Teori Kesetaraan Motivasi Kerja
Teori ekuitas telah ada selama teori harapan motivasi kerja. Namun, ekuitas telah menerima
perhatian yang relatif lebih baru di bidang perilaku organisasi. Seperti yang ditunjukkan oleh Gambar
6.2, akarnya dapat ditelusuri kembali ke teori disonansi kognitif dan teori pertukaran. Sebagai teori
motivasi kerja, kredit untuk teori ekuitas biasanya diberikan kepada psikolog sosial J. Stacy Adams.
Sederhananya, teori tersebut berpendapat bahwa input utama ke dalam kinerja dan kepuasan kerja
adalah tingkat kesetaraan (atau ketidaksetaraan) yang dirasakan orang dalam situasi kerja mereka.
Dengan kata lain, ini adalah teori motivasi berbasis kognitif lainnya, dan Adams menggambarkan
bagaimana motivasi ini terjadi.
Ketimpangan terjadi ketika seseorang merasakan bahwa rasio hasil-hasilnya terhadap input dan
rasio hasil orang lain yang relevan terhadap input tidak sama. Secara skematis, ini diwakili sebagai
berikut:
Baik input maupun output dari orang tersebut dan yang lainnya didasarkan pada persepsi orang
tersebut. Usia, jenis kelamin, pendidikan, status sosial, posisi organisasi, kualifikasi, dan seberapa keras
orang tersebut bekerja adalah contoh variabel input yang dirasakan.
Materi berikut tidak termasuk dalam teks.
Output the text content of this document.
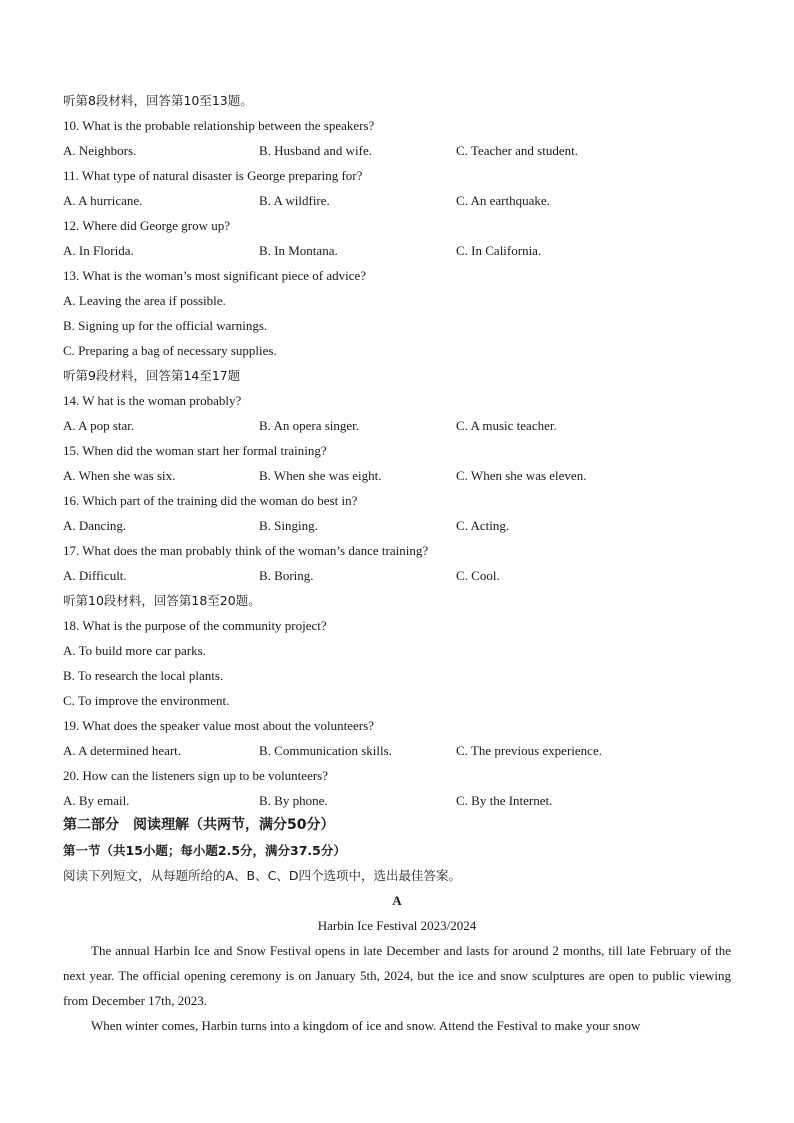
听第8段材料，回答第10至13题。
10. What is the probable relationship between the speakers?
A. Neighbors.	B. Husband and wife.	C. Teacher and student.
11. What type of natural disaster is George preparing for?
A. A hurricane.	B. A wildfire.	C. An earthquake.
12. Where did George grow up?
A. In Florida.	B. In Montana.	C. In California.
13. What is the woman’s most significant piece of advice?
A. Leaving the area if possible.
B. Signing up for the official warnings.
C. Preparing a bag of necessary supplies.
听第9段材料，回答第14至17题
14. W hat is the woman probably?
A. A pop star.	B. An opera singer.	C. A music teacher.
15. When did the woman start her formal training?
A. When she was six.	B. When she was eight.	C. When she was eleven.
16. Which part of the training did the woman do best in?
A. Dancing.	B. Singing.	C. Acting.
17. What does the man probably think of the woman’s dance training?
A. Difficult.	B. Boring.	C. Cool.
听第10段材料，回答第18至20题。
18. What is the purpose of the community project?
A. To build more car parks.
B. To research the local plants.
C. To improve the environment.
19. What does the speaker value most about the volunteers?
A. A determined heart.	B. Communication skills.	C. The previous experience.
20. How can the listeners sign up to be volunteers?
A. By email.	B. By phone.	C. By the Internet.
第二部分　阅读理解（共两节，满分50分）
第一节（共15小题；每小题2.5分，满分37.5分）
阅读下列短文，从每题所给的A、B、C、D四个选项中，选出最佳答案。
A
Harbin Ice Festival 2023/2024

The annual Harbin Ice and Snow Festival opens in late December and lasts for around 2 months, till late February of the next year. The official opening ceremony is on January 5th, 2024, but the ice and snow sculptures are open to public viewing from December 17th, 2023.

When winter comes, Harbin turns into a kingdom of ice and snow. Attend the Festival to make your snow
Hasil terutama terdiri dari
penghargaan seperti gaji, status, promosi, dan minat intrinsik dalam pekerjaan. Intinya, rasio didasarkan
pada persepsi seseorang tentang apa yang diberikan (input) dan diterima (outcomes) oleh orang
tersebut versus rasio dari apa yang diberikan dan diterima oleh orang lain yang relevan. Kognisi ini
mungkin atau mungkin tidak sama dengan pengamatan orang lain terhadap rasio atau sama dengan
kenyataan yang sebenarnya. Ada juga pengakuan baru-baru ini bahwa konteks budaya dapat
mempengaruhi seluruh proses kesetaraan.